私の18年に及ぶ実務経験と知識にもとづいて日々ブログを書いていますので、読んでいるだけでも相続や遺言に詳しくなれるとおもいますよ。
少なくとも、お友達に聞かれたときにザックリとでも答えられるレベルにはなれると思います。
本題に移る前に、豆知識を一つ。
「公証役場」と私たち専門職も言ったりしますが、正確には、「公証人役場」というのが正解です。
根拠は公証人法施行規則
第二条 公証人は、その役場に、公証人某役場と記載した表札を掲げなければならない。
「某」の部分には、公証人の氏名が入ります。
公証役場に実際に足を運んでみると書かれている看板を確認することができますよ。
さて、絶大な信頼感のある公正証書遺言なのですが、一体いつまで保管してくれる?とお客様から聞かれることがあります。

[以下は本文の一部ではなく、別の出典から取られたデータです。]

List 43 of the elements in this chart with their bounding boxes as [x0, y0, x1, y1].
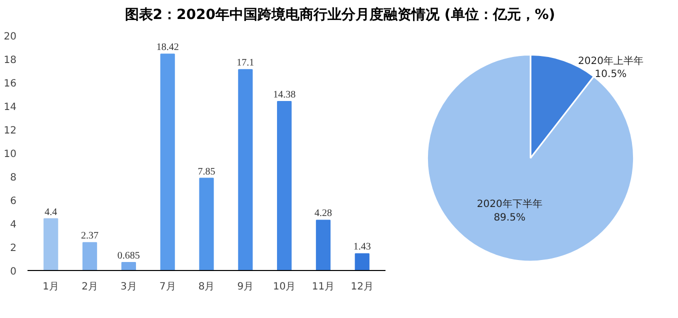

こちらも公証人法施行規則に規定がありまして、その期間は20年!
第二十七条 公証人は、書類及び帳簿を、次の各号に掲げる区分に応じ、それぞれ当該各号に掲げる期間保存しなければならない。ただし、履行につき確定期限のある債務又は存続期間の定めのある権利義務に関する法律行為につき作成した証書の原本については、その期限の到来又はその期間の満了の翌年から十年を経過したときは、この限りでない。

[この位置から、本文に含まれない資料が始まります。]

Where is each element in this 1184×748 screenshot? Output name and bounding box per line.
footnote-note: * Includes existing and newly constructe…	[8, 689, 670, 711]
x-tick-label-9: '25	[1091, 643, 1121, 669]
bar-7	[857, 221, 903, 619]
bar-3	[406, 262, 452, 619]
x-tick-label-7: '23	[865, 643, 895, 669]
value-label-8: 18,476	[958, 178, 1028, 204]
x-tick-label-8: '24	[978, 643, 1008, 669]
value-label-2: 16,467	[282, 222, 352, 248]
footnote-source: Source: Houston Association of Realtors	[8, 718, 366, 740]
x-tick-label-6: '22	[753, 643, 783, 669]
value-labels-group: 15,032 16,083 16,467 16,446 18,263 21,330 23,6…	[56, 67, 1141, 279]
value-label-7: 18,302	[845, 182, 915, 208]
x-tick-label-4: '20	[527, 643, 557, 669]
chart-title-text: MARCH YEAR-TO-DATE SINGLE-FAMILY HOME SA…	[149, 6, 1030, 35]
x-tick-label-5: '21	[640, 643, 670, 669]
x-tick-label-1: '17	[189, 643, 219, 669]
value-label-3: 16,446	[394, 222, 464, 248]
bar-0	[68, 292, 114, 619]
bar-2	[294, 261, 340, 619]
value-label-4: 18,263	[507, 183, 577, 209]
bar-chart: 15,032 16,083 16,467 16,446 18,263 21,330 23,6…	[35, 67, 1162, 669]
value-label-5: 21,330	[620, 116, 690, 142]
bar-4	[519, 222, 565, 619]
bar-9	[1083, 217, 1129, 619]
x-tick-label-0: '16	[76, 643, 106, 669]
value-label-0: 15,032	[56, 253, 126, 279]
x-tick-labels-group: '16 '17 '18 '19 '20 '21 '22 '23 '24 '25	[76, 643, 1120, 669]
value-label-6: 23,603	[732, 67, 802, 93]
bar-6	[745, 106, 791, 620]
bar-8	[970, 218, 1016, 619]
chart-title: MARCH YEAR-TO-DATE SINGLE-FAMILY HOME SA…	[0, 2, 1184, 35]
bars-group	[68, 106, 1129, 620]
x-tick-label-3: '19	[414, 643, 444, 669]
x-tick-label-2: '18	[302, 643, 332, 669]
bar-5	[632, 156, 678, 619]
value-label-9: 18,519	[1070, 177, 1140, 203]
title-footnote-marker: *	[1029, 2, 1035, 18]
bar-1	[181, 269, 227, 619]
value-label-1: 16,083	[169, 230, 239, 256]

一 証書の原本、証書原簿、公証人の保存する私署証書及び定款、認証簿(第三号に掲げるものを除く。)、信託表示簿 二十年
二 拒絶証書謄本綴込帳、抵当証券支払拒絶証明書謄本綴込帳、送達関係書類綴込帳 十年
三 私署証書(公証人の保存する私署証書を除く。)の認証のみにつき調製した認証簿、確定日付簿、第二十五条第二項の書類、計算簿 七年
2 前項の書類の保存期間は、証書原簿、認証簿、信託表示簿、確定日附簿及び計算簿については、当該帳簿に最終の記載をした翌年から、拒絶証書謄本綴込帳、抵当証券支払拒絶証明書謄本綴込帳及び送達関係書類綴込帳については、当該帳簿に最終のつづり込みをした翌年から、その他の書類については、当該年度の翌年から、起算する。

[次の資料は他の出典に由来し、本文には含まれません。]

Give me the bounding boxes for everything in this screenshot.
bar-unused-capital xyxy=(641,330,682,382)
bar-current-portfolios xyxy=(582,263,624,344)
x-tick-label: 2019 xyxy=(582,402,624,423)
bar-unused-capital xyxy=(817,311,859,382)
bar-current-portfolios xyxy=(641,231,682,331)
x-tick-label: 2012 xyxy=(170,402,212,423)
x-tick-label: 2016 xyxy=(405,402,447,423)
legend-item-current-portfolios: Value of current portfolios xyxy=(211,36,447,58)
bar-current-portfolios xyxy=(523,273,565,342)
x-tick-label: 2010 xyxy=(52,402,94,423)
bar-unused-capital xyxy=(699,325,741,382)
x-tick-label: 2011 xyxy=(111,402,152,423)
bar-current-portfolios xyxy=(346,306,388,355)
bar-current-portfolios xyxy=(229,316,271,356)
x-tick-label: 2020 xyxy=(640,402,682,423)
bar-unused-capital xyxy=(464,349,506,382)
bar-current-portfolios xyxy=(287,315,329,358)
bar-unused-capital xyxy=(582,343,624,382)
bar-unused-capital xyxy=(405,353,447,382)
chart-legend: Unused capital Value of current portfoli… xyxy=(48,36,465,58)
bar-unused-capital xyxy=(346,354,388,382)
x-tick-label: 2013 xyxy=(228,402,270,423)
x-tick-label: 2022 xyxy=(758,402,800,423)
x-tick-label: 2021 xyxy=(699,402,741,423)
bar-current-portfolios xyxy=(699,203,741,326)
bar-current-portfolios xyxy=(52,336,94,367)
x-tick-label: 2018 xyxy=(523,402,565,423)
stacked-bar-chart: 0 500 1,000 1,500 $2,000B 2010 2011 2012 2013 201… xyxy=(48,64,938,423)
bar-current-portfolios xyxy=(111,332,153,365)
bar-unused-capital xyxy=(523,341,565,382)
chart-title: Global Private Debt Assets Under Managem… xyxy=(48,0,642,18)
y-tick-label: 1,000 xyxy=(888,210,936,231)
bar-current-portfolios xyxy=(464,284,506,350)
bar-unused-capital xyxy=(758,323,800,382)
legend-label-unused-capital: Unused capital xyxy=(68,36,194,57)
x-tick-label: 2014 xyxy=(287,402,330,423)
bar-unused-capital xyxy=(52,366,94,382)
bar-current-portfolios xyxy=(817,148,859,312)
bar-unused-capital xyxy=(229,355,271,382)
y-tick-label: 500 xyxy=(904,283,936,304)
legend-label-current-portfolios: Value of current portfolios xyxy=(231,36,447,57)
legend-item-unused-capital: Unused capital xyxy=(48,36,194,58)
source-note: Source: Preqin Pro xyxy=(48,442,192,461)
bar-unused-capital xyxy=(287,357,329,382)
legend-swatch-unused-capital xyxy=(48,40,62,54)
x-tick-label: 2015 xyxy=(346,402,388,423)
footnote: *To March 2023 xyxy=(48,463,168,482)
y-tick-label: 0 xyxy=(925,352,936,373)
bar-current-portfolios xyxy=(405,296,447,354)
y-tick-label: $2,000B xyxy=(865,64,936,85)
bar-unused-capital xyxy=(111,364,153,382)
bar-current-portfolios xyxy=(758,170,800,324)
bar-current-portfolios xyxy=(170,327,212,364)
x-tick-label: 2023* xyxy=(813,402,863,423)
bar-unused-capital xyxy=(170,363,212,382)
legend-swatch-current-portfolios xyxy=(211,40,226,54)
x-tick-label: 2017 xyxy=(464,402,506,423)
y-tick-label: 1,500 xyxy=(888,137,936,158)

3 第一項の書類は、保存期間の満了した後でも特別の事由により保存の必要があるときは、その事由のある間保存しなければならない。
例えば、遺言者が60歳のときに公正証書遺言を残したとしても、20年後は80歳
80歳といったら、まだまだ若いですよね。
画一的に、「20年たったから遺言書は破棄します」
このような取扱ではせっかく公正証書遺言をなした意味がない事態も起こりえます。
80歳になっても存命だったなら、遺言書は捨てられてしまうって不合理過ぎます。
だからこそ、多くの公証人役場では、特別の事由により保存の必要があるとき、という3項の規定を適用し、長期にわたって保存しているのが通例です。
ある公証人に聞いたところでは、遺言者が120歳になるまで保管していると。
これから公正証書遺言を作る方は、自分の遺言書が何歳まで保管されるのかを念のため公証人に確認してみると良いでしょうね。
そして、保存期間を相続人に伝えることもしておいたほうがよいでしょう。